Jacob Pfau comments on Agents vs. Predictors: Concrete differentiating factors

Jacob Pfau 8 Mar 2023 16:24 UTC
11 points
4
Generalizing this point, a broader differentiating factor between agents and predictors is: You can, in-context, limit and direct the kinds of optimization used by a predictor. For example, consider the case where you know myopically/locally-informed edits to a code-base can safely improve runtime of the code, but globally-informed edits aimed at efficiency may break some safety properties. You can constrain a predictor via instructions, and demonstrations of myopic edits; an agent fine-tuned on efficiency gain will be hard to constrain in this way.
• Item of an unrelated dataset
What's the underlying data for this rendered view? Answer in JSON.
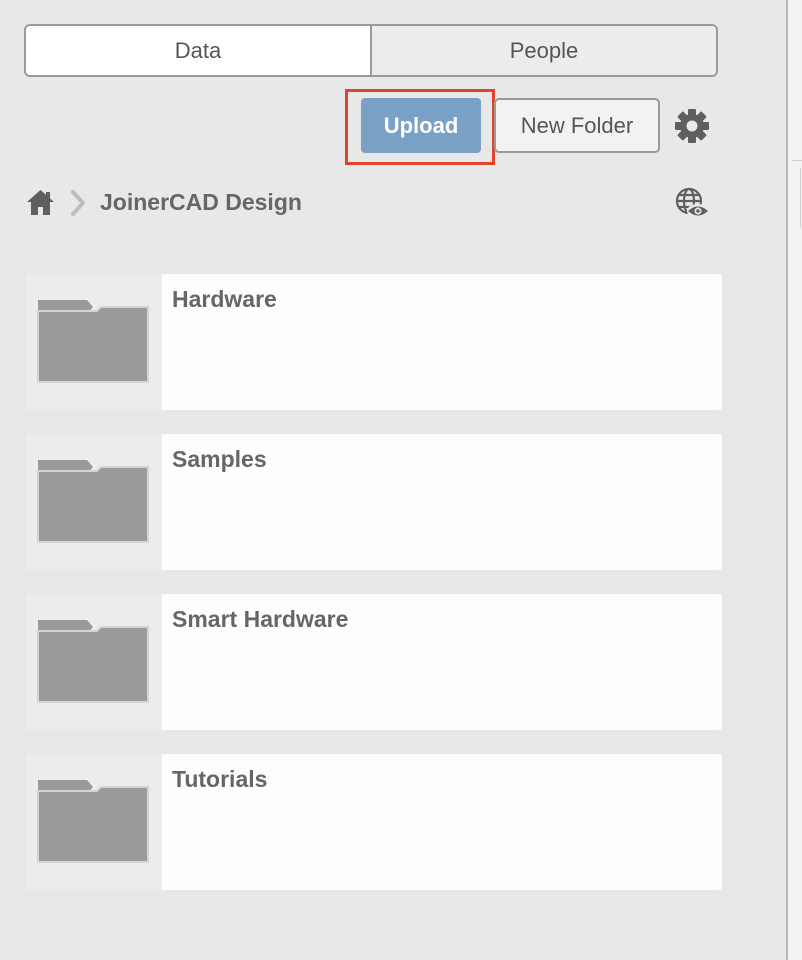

It’s harder to prevent an agent from specification gaming / doing arbitrary optimization whereas a predictor has a disincentive against specification gaming insofar as the in-context demonstration provides evidence against it. I think of this distinction as the key differentiating factor between agents and simulated agents; also to some extent imitative amplification and arbitrary amplification

Nitpick on the history of the example in your comment; I am fairly confident that I originally proposed it to both you and Ethan c.f. bottom of your NYU experiments Google doc.
- evhub 17 Mar 2023 20:39 UTC
  2 points
  0
  Parent
  
  Nitpick on the history of the example in your comment; I am fairly confident that I originally proposed it to both you and Ethan c.f. bottom of your NYU experiments Google doc.
  
  Edited!